Cyber­vor­fälle sind das größte Risiko für Unter­nehmen – und in Deutschland sogar noch ausge­prägter. Laut Allianz Risk Barometer sehen 52 % der deutschen Unter­nehmen Cyber­an­griffe als dominie­rendes Risiko. Die zuneh­mende Nutzung von KI durch Angreifer verschärft die Lage zusätzlich. Wer hier nur auf mensch­liche Reaktion setzt, hat bereits verloren. Unter­nehmen müssen selbst KI-gestützte Abwehr­me­cha­nismen imple­men­tieren, um Angriffs­muster frühzeitig zu erkennen und zu stoppen.

Warum ist das für Unter­neh­mens­leiter so kritisch?

  • Persön­liche Haftung: Cyber­vor­fälle können zu D&O‑Schäden führen, wenn mangelnde Vorsorge nachge­wiesen wird. Vorstände und Geschäfts­führer sind verpflichtet, angemessene Schutz­maß­nahmen zu treffen.
  • Regula­to­rische Anfor­de­rungen: Gesetze wie DORA und NIS2 verlangen den Nachweis von Cyber-Resilienz. Die Verant­wortung liegt beim Management.
  • Reputa­ti­ons­risiko: Ein Cyber­vorfall kann das Vertrauen von Kunden, Inves­toren und Partnern massiv erschüttern.

Cyber Advisory als strate­gi­scher Hebel

Cyber Advisory bedeutet mehr als Technik: Es umfasst Risiko­ana­lysen, Tabletop-Exercises, Business Conti­nuity Management und die Integration von Compliance-Anfor­­de­rungen. So werden Schwach­stellen erkannt, bevor der Ernstfall eintritt.

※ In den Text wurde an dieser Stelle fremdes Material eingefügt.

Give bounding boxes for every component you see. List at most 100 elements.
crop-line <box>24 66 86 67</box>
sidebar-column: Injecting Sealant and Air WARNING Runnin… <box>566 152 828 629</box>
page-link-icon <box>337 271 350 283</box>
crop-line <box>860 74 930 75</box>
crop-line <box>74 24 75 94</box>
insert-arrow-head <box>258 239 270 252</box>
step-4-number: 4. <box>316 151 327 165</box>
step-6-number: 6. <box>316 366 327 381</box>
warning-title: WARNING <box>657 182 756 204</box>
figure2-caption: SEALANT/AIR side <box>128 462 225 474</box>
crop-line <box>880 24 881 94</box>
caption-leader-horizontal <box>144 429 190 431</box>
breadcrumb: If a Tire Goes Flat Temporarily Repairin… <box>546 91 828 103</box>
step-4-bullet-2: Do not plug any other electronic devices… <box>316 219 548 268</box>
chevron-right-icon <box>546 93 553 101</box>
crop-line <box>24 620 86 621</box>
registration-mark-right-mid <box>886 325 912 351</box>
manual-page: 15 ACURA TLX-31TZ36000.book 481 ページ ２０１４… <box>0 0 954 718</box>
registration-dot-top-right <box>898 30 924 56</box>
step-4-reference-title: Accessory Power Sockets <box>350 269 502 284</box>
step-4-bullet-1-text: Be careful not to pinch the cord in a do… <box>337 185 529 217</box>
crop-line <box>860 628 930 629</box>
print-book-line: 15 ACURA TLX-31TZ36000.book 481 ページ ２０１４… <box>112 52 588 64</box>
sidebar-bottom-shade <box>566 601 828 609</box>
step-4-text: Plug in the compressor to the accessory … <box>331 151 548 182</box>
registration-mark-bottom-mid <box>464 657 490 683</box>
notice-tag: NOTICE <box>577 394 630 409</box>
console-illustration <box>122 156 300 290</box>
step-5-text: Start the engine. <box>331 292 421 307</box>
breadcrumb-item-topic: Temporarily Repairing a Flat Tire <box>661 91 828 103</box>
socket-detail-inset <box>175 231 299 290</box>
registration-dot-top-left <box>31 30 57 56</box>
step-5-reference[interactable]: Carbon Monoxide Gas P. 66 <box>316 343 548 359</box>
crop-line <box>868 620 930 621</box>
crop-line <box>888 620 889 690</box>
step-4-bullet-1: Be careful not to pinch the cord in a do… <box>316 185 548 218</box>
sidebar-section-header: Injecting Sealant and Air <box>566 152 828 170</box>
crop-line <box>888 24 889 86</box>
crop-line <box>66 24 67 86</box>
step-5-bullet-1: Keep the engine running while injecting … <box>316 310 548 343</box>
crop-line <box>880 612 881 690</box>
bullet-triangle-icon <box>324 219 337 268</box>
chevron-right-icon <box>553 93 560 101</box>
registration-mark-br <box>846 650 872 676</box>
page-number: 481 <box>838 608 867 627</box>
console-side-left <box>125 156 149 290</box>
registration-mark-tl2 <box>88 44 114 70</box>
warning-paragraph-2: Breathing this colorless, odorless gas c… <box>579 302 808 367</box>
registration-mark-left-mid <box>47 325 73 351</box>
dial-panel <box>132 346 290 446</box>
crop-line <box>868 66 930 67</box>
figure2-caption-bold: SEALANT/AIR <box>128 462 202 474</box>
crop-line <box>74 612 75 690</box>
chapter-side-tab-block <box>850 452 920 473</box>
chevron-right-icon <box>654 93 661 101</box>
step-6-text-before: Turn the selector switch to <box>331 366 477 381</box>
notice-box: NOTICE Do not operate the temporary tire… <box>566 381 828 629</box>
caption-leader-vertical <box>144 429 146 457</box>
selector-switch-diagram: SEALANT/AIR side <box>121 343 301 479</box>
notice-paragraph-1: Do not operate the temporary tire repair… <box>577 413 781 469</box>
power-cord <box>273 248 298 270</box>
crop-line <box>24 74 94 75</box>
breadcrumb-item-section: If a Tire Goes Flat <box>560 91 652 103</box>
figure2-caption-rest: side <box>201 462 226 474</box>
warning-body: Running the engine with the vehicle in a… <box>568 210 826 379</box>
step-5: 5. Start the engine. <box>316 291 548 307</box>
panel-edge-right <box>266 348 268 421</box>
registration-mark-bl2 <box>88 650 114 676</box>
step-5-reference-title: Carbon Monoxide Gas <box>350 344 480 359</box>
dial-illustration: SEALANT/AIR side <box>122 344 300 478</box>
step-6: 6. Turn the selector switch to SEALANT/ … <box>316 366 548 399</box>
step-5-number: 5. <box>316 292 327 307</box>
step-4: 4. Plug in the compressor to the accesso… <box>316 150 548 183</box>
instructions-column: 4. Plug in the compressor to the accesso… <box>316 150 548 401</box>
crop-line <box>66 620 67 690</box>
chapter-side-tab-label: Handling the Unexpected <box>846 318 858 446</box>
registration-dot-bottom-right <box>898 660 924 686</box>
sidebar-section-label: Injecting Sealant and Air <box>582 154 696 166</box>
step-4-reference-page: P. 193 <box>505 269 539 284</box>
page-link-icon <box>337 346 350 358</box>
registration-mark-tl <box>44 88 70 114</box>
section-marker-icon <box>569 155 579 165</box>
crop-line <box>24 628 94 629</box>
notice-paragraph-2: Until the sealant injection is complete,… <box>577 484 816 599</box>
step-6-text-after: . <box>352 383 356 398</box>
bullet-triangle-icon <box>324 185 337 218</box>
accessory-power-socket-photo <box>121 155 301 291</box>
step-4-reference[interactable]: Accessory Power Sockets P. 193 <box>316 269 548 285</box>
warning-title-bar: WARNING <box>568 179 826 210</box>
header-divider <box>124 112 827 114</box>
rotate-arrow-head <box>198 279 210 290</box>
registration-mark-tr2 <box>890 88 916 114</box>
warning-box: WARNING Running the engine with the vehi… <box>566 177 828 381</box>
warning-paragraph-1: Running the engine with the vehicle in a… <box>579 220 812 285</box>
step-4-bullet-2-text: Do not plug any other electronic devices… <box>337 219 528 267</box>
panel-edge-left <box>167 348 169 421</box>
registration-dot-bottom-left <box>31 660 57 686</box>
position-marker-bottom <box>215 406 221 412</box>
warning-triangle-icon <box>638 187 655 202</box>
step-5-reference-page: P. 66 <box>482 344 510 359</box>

Cyber­ver­si­cherung als zweite Säule

Selbst bei bester Prävention bleibt ein Restrisiko. Cyber­ver­si­che­rungen decken Kosten für Incident Response, Betriebs­un­ter­bre­chungen, Wieder­her­stellung und Haftpflicht. Angesichts steigender Schadenlast und regula­to­ri­schem Druck ist eine solide Deckung unver­zichtbar.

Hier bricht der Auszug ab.